Escrito el 12 de Junio de 2007 por cristóbal [H]

Leamos un par de artículos de la Constitución Española. Art. 27.2: La educación tendrá por objeto el pleno desarrollo de la personalidad humana en el respeto a los principios democráticos de convivencia y a los derechos y libertades fundamentales.

Art. 27.3: Los poderes públicos garantizan el derecho que asiste a los padres para que sus hijos reciban la formación religiosa y moral que esté de acuerdo con sus propias convicciones.

Hoy ha vuelto el Sr. Cañizares (Arzobispo de Toledo) a arremeter contra la asignatura de Educación para la Ciudadanía, que propuso el Gobierno para enseñar los principios constituyentes e inspiradores de la legislación española, siguiendo lo que se dice en el artículo 27.2 CE.

Que Cañizares diga que esta asignatura es contraria al artículo 27.3 es lo mismo que decir que los poderes públicos están impidiendo a los padres y madres la enseñanza de la religión católica (porque, evidentemente, que no se garantice la enseñanza de otras religiones u otro tipo de moral que no sea la católica es algo que le trae al pairo).

Esta afirmación es manifiestamente falsa. La reforma educativa que se aprobó ignoró las reclamaciones de un importante sector laicista del PSOE y otros colectivos ajenos al Partido y permitió que la enseñanza pública impartiese la clase de religión (católica).

Creo que, además de dejar de mentir y manipular, estaría bien que Cañizares explicara las verdaderas razones por las que le revienta que haya una asignatura que, siguiendo lo dictado del artículo 27.2, enseñe principios de libertad, igualdad, derechos y respeto a todos los ciudadanos y ciudadanas de España: pérdida de poder político, pérdida de influencia sobre la moral y pérdida de financiación.
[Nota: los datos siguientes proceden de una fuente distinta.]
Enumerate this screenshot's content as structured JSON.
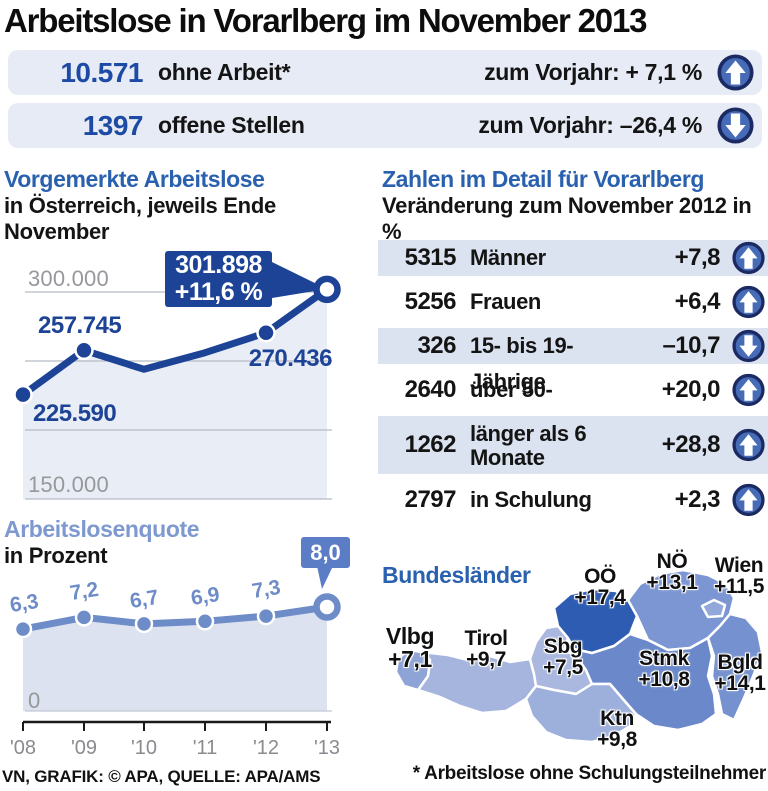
{
  "header": {
    "title": "Arbeitslose in Vorarlberg im November 2013"
  },
  "stats": [
    {
      "value": "10.571",
      "label": "ohne Arbeit*",
      "change_label": "zum Vorjahr: + 7,1 %",
      "direction": "up"
    },
    {
      "value": "1397",
      "label": "offene Stellen",
      "change_label": "zum Vorjahr: –26,4 %",
      "direction": "down"
    }
  ],
  "footer": {
    "source": "VN, GRAFIK: © APA, QUELLE: APA/AMS",
    "note": "* Arbeitslose ohne Schulungsteilnehmer"
  },
  "colors": {
    "dark_blue": "#1d4396",
    "title_blue": "#2a61ae",
    "number_blue": "#1c4aa4",
    "periwinkle": "#6e8cc8",
    "bar_bg": "#e7ebf5",
    "row_shade": "#dbe2f0",
    "map_darkest": "#2e5cb2"
  },
  "chart_data": [
    {
      "type": "line",
      "title": "Vorgemerkte Arbeitslose",
      "subtitle": "in Österreich, jeweils Ende November",
      "x": [
        "'08",
        "'09",
        "'10",
        "'11",
        "'12",
        "'13"
      ],
      "values": [
        225590,
        257745,
        244000,
        256000,
        270436,
        301898
      ],
      "ylim": [
        150000,
        310000
      ],
      "gridline_values": [
        300000,
        250000,
        200000,
        150000
      ],
      "gridline_labels": {
        "top": "300.000",
        "bottom": "150.000"
      },
      "point_labels": [
        "225.590",
        "257.745",
        "",
        "",
        "270.436",
        ""
      ],
      "callout": {
        "value": "301.898",
        "change": "+11,6 %"
      },
      "line_color": "#1d4396",
      "area_color": "#e9edf5"
    },
    {
      "type": "line",
      "title": "Arbeitslosenquote",
      "subtitle": "in Prozent",
      "x": [
        "'08",
        "'09",
        "'10",
        "'11",
        "'12",
        "'13"
      ],
      "values": [
        6.3,
        7.2,
        6.7,
        6.9,
        7.3,
        8.0
      ],
      "ylim": [
        0,
        8.5
      ],
      "zero_label": "0",
      "point_labels": [
        "6,3",
        "7,2",
        "6,7",
        "6,9",
        "7,3",
        ""
      ],
      "callout": {
        "value": "8,0"
      },
      "line_color": "#6e8cc8",
      "area_color": "#dce2ef"
    },
    {
      "type": "table",
      "title": "Zahlen im Detail für Vorarlberg",
      "subtitle": "Veränderung zum November 2012 in %",
      "rows": [
        {
          "count": "5315",
          "label": "Männer",
          "change": "+7,8",
          "direction": "up"
        },
        {
          "count": "5256",
          "label": "Frauen",
          "change": "+6,4",
          "direction": "up"
        },
        {
          "count": "326",
          "label": "15- bis 19-Jährige",
          "change": "–10,7",
          "direction": "down"
        },
        {
          "count": "2640",
          "label": "über 50-Jährige",
          "change": "+20,0",
          "direction": "up"
        },
        {
          "count": "1262",
          "label": "länger als 6 Monate",
          "change": "+28,8",
          "direction": "up"
        },
        {
          "count": "2797",
          "label": "in Schulung",
          "change": "+2,3",
          "direction": "up"
        }
      ]
    },
    {
      "type": "choropleth",
      "title": "Bundesländer",
      "regions": [
        {
          "id": "vlbg",
          "label": "Vlbg",
          "value": "+7,1",
          "color": "#8ea4d6"
        },
        {
          "id": "tirol",
          "label": "Tirol",
          "value": "+9,7",
          "color": "#a6b5de"
        },
        {
          "id": "sbg",
          "label": "Sbg",
          "value": "+7,5",
          "color": "#aab8e0"
        },
        {
          "id": "ooe",
          "label": "OÖ",
          "value": "+17,4",
          "color": "#2e5cb2"
        },
        {
          "id": "noe",
          "label": "NÖ",
          "value": "+13,1",
          "color": "#7b96d3"
        },
        {
          "id": "wien",
          "label": "Wien",
          "value": "+11,5",
          "color": "#92a8da"
        },
        {
          "id": "stmk",
          "label": "Stmk",
          "value": "+10,8",
          "color": "#6a88ca"
        },
        {
          "id": "ktn",
          "label": "Ktn",
          "value": "+9,8",
          "color": "#9db0dc"
        },
        {
          "id": "bgld",
          "label": "Bgld",
          "value": "+14,1",
          "color": "#7591cf"
        }
      ]
    }
  ]
}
Pese a que la mayoría de las teorías apostaban porque la posmodernidad traería el declive de las religiones, lo cierto es que lo que se está secularizando es la vida interpersonal, mientras que la religiosidad en muchos casos se afianza en el nivel más personal, más allá de los dogmas e imposiciones externas.

Esta tendencia no hace más que acentuar la horizontalidad en las creencias, algo que haría peligrar las posiciones de poder de la misma jerarquía católica que se revuelve cuando el Estado plantea una formación ética (cívica, secular) independiente de la religiosa.